Dole co-sponsored legislation in 2003, 2005 and 2007 that would have established an independent regulatory agency to have authority over the agencies, and she has emphasized how she was ahead of curve in warning about their problems.
Hagan said she would not have supported a bailout, calling it “a fix for Wall Street, not Main Street.” Any bailout legislation should have included protections against the abuses that caused the financial industry’s crisis, she said, and it didn’t do enough to guard families against lost jobs, high energy prices and falling wages and home values.
The Hagan camp contends Dole was silent too often in Banking Committee meetings and was actually a vocal proponent of financial deregulation, introducing a bill in March to loosen reporting requirements for financial institutions under Sarbanes-Oxley guidelines.
Dole was calling for a cut in the regulation of banks just when judgments in the banking industry were suspect, Hagan charged.
“How could she seek to make it easier?” Hagan asked recently in a conference call with reporters.
Dole and the political organizations that support her have not not shied away from going on the attack against Hagan, who the Dole campaign has dubbed “Fibber Kay” for supposedly telling lies about the incumbent.
One ad has tried to connect Hagan with outspoken actress Rosie O’Donnell and her anti-gun stand.
Meanwhile, Dole’s Web site keeps a “Smear Meter” showing that more than $7.8 million has been spent in negative attacks against her.
Dole and Hagan have tried to tie each other to “Big Oil” interests.
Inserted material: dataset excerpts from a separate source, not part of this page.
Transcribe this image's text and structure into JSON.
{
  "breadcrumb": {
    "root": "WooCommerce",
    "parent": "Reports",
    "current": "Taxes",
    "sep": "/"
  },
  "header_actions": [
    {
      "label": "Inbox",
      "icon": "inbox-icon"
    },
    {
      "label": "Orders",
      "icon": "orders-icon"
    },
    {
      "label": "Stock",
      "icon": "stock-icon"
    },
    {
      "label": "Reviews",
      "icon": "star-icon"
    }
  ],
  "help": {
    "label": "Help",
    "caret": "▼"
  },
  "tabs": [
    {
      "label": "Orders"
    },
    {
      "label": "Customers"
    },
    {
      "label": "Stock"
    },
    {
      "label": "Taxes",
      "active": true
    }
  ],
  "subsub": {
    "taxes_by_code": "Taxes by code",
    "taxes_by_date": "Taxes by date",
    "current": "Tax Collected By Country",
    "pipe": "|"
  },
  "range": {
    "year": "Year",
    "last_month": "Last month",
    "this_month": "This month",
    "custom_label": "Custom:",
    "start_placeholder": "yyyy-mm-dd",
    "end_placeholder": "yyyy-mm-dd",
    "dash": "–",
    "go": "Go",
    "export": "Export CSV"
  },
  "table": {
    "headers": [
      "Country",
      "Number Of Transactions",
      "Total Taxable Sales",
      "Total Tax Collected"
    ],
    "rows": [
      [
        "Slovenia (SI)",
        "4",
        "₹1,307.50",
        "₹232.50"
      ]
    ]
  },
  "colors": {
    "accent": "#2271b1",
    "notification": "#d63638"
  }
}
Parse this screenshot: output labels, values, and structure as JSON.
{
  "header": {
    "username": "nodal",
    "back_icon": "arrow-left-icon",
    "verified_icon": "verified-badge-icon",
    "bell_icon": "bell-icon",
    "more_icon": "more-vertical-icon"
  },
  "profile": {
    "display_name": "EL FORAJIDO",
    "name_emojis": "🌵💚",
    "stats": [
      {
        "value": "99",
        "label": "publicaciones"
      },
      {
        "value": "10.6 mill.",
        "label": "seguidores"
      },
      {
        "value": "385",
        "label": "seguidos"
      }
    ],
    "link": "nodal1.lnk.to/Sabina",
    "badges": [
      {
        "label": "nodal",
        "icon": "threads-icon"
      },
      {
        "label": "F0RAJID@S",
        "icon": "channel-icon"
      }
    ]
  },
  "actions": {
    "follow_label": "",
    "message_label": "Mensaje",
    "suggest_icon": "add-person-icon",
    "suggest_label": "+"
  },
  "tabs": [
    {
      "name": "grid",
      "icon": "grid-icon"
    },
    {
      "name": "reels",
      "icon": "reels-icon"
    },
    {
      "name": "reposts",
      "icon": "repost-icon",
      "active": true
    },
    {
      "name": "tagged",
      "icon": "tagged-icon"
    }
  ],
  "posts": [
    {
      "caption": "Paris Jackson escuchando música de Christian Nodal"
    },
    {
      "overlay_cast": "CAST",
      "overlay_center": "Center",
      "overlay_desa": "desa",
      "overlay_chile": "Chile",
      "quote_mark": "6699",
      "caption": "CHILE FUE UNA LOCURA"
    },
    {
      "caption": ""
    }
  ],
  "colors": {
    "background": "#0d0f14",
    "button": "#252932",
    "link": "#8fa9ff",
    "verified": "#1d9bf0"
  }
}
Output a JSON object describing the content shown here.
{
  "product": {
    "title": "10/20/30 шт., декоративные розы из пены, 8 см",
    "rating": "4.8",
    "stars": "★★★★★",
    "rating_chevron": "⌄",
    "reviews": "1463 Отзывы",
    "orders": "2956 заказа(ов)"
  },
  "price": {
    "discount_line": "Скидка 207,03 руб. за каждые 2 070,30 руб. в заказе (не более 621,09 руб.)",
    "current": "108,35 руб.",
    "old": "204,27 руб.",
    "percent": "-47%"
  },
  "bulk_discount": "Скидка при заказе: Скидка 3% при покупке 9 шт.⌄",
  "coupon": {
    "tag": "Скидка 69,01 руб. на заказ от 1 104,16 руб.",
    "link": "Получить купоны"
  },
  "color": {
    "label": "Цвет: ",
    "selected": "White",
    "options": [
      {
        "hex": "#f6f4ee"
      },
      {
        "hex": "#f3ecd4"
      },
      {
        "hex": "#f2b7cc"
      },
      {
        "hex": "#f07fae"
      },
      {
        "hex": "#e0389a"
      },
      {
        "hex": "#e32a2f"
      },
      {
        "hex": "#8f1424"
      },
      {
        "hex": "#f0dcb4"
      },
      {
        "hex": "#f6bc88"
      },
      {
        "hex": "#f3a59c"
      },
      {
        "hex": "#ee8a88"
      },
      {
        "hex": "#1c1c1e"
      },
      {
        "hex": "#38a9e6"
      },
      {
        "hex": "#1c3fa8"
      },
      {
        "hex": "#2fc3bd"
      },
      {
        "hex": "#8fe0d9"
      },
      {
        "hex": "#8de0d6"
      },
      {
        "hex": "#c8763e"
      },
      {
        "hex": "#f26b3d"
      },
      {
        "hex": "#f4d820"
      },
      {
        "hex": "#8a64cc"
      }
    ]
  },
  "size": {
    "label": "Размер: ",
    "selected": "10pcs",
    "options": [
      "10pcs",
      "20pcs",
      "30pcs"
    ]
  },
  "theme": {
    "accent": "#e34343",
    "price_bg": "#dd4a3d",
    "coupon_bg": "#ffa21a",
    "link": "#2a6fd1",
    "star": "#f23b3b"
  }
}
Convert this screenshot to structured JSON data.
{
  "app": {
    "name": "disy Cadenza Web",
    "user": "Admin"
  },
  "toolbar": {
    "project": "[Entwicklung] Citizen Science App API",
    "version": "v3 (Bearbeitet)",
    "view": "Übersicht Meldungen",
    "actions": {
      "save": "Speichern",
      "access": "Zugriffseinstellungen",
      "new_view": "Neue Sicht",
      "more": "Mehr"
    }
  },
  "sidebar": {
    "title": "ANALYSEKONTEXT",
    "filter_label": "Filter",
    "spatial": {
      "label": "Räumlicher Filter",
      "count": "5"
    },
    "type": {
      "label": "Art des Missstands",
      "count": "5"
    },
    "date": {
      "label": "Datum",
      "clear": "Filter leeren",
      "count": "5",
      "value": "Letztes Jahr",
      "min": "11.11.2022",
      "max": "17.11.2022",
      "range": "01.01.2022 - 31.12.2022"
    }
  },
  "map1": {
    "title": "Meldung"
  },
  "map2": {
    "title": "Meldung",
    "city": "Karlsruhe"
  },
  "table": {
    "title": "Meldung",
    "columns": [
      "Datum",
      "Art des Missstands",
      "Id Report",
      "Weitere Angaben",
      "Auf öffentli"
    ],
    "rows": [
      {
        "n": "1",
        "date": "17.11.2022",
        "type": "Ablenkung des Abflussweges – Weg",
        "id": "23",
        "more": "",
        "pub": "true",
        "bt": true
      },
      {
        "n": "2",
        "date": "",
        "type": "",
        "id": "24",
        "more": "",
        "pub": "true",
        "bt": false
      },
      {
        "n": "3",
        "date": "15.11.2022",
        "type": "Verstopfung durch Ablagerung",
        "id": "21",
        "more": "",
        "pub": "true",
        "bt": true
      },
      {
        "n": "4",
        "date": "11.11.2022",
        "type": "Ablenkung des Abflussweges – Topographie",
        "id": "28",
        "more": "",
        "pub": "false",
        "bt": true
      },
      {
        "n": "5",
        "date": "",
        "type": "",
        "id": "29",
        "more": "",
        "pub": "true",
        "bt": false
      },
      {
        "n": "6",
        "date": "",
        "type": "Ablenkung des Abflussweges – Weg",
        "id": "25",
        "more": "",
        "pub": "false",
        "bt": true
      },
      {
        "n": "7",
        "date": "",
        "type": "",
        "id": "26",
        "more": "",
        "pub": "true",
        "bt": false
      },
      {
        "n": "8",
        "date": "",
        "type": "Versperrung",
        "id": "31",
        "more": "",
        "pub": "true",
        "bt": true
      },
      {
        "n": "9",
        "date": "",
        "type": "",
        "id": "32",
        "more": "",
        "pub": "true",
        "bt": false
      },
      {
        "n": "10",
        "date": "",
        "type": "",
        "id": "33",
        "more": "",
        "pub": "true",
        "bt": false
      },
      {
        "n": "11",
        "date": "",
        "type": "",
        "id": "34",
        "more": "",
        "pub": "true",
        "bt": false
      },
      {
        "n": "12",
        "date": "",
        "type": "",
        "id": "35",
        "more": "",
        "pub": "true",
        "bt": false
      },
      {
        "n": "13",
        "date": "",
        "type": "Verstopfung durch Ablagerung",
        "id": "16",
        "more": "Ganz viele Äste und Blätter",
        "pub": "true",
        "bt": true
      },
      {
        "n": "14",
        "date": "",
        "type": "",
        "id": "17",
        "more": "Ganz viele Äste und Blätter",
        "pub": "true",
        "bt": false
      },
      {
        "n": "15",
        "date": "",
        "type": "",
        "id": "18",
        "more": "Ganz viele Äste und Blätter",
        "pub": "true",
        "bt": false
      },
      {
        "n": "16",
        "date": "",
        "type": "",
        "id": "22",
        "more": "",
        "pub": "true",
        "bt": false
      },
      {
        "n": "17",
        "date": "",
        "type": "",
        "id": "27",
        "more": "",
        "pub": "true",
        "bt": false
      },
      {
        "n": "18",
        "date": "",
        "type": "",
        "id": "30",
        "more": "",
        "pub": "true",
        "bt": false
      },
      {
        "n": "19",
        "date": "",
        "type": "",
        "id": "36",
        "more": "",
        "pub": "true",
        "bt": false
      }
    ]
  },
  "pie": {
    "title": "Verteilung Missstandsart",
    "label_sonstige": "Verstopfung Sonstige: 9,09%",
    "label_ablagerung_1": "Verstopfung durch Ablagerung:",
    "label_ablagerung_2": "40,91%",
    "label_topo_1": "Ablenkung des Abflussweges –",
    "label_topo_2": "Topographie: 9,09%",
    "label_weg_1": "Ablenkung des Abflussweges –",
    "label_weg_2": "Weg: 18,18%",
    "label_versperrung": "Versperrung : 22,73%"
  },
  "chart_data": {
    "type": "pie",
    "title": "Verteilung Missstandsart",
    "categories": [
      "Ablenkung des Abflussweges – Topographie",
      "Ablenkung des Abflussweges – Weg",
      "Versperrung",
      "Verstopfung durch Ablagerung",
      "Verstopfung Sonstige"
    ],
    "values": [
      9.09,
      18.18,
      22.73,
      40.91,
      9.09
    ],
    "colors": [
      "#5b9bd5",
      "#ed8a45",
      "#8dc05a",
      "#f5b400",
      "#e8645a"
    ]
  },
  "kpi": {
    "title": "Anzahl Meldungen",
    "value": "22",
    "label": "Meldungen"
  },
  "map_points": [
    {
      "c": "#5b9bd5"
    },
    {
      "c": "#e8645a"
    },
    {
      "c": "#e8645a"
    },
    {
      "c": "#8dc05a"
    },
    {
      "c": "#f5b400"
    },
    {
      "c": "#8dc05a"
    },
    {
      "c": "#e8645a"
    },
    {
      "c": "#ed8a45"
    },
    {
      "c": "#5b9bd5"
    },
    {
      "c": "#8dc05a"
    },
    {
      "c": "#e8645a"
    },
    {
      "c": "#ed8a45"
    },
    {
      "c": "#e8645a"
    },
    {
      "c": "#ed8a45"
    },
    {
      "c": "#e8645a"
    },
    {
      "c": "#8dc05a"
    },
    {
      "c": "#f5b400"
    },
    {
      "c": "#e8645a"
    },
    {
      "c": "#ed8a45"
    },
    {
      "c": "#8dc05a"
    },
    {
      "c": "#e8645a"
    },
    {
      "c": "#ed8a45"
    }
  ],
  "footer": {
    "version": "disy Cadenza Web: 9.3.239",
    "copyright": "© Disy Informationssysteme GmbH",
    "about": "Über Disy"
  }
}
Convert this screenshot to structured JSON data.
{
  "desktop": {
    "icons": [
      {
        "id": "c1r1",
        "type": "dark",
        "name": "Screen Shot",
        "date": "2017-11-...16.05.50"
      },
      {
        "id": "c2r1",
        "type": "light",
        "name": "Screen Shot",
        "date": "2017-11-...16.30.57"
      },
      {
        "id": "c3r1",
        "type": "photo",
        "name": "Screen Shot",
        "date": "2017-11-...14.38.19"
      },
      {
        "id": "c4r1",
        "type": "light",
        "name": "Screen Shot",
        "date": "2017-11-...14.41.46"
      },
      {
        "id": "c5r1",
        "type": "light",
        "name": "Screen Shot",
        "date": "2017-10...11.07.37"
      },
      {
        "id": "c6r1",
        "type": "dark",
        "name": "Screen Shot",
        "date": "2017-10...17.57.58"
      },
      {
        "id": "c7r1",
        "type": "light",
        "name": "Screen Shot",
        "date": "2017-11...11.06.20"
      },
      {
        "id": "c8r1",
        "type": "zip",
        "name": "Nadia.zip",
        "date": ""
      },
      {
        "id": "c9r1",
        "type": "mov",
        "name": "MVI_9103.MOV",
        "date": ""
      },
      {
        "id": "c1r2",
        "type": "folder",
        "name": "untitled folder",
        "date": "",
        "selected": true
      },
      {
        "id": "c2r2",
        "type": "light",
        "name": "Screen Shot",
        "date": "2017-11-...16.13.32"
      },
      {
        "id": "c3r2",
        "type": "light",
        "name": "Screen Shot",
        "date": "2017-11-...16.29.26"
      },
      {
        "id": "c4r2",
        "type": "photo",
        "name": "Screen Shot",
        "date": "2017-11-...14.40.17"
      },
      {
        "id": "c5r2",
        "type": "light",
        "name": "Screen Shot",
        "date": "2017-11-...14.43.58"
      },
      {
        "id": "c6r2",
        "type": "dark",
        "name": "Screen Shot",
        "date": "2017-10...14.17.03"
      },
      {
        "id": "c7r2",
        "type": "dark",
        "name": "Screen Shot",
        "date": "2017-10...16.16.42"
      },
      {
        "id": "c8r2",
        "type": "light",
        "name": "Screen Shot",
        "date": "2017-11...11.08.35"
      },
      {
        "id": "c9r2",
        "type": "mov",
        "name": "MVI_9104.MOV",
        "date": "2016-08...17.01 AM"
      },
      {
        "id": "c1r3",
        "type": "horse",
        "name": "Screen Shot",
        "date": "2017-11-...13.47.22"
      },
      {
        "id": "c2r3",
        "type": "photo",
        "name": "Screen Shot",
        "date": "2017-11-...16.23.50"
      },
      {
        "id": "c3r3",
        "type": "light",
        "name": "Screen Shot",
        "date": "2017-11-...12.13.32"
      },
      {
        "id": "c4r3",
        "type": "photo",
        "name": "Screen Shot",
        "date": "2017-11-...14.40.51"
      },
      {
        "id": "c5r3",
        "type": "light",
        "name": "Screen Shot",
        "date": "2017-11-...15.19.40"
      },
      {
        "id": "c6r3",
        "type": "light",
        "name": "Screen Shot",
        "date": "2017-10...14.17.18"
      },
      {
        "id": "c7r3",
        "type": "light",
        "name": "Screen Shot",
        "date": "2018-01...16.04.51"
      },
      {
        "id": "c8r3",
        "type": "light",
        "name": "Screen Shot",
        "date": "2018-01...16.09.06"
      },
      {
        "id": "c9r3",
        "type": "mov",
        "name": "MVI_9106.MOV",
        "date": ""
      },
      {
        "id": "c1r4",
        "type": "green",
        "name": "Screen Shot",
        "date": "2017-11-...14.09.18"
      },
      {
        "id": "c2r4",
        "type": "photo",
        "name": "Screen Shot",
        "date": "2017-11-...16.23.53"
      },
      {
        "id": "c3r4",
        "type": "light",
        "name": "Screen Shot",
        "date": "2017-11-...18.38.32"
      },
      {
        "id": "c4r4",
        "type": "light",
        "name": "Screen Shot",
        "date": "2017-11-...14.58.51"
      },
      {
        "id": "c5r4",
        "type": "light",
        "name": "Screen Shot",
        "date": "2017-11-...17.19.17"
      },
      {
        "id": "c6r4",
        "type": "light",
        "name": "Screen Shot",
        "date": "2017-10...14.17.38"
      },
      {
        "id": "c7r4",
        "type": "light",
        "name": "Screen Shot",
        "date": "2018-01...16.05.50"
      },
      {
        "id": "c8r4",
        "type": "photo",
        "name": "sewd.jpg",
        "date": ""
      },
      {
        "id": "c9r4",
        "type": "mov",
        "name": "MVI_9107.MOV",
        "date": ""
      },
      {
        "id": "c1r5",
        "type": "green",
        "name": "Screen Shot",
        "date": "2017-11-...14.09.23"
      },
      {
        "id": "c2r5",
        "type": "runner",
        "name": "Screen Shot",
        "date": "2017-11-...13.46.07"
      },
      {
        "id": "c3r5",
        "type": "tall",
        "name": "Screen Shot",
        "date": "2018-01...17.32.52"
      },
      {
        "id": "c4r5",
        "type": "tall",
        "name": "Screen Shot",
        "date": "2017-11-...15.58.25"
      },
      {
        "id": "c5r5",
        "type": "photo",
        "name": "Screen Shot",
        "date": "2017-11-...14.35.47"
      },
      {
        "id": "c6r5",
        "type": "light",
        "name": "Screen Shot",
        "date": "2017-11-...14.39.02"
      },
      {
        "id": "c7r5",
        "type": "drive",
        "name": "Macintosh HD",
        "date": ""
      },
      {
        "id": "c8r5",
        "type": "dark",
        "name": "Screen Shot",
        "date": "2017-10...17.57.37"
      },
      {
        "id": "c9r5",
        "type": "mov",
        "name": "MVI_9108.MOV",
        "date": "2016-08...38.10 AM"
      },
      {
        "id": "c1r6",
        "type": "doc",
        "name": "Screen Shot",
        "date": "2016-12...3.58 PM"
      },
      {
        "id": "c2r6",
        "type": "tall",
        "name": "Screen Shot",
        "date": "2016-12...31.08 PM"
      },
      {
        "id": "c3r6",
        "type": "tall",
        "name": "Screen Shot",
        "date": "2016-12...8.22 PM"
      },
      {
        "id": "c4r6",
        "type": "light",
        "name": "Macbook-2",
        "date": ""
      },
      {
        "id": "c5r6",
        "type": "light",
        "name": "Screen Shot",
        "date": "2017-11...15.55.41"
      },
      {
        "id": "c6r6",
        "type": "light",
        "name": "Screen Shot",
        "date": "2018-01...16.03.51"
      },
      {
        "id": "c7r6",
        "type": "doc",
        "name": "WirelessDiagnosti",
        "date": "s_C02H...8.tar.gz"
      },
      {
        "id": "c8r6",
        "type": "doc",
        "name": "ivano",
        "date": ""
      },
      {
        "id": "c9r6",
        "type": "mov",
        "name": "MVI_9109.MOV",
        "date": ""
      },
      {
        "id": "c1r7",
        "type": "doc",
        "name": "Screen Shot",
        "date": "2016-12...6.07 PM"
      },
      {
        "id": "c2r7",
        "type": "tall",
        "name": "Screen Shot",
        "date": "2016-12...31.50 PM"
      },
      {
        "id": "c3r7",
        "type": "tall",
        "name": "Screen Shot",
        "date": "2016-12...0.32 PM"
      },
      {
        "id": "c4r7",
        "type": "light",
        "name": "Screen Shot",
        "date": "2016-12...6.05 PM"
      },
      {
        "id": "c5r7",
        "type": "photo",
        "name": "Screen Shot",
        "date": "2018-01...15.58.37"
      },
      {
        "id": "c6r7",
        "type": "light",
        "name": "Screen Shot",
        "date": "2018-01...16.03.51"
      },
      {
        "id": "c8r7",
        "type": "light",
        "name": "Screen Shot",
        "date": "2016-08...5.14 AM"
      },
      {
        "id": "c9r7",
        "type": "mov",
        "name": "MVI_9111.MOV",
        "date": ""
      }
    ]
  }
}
Dole says she has attempted to rein in Wall Street, while pushing for more domestic drilling and refineries to wean the country off foreign oil and address high gas prices.
Dole has talked about her roles in saving thousands of jobs related to N.C. military bases, providing $4 billion for N.C. farmers through the tobacco buyout and giving sheriffs better resources to fight criminal illegal immigrants.
The incumbent also has not shied away from talking about the economy, laying out an extensive “economic security plan” that talks about her energy initiatives, tax relief, building up the transportation infrastructure, expanding Trade Adjustment Assistance for laid-off workers, reducing frivolous litigation affecting business and providing help for those affected by the mortgage crisis.
Hagan, a former co-chairperson of the Appropriations/Base Budget Committee, has countered that Dole has voted 92 percent of the time with President Bush on issues affecting the country.
Hagan reminds voters that Dole spent only 13 days in North Carolina during 2006, a year when she was heading the Republican Senatorial Campaign Committee. “She wouldn’t qualify for in-state tuition,” Hagan says.
In addition, Hagan says, Dole has voted against increases in the minimum wage and expansion of health-care insurance coverage for kids. The repeated Hagan theme is that Dole and Bush put special interests in charge, giving breaks to oil companies and Wall Street and leaving the middle class behind.
Meanwhile, Hagan says she would bring a bipartisan approach to the U.S. Senate. She points to her high effectiveness rating in the state Senate and touts a record for investing in education, balancing budgets, expanding healthcare coverage and providing tax relief.
Some of the U.S. Senate candidates’ views on Iraq, illegal immigration, health care, energy and the economy are included in the chart accompanying this story.
Dole’s state campaign headquarters are based in Salisbury, and her campaign Web site is www.elizabethdole.org.
The Hagan Web site is www.kayhagan.com.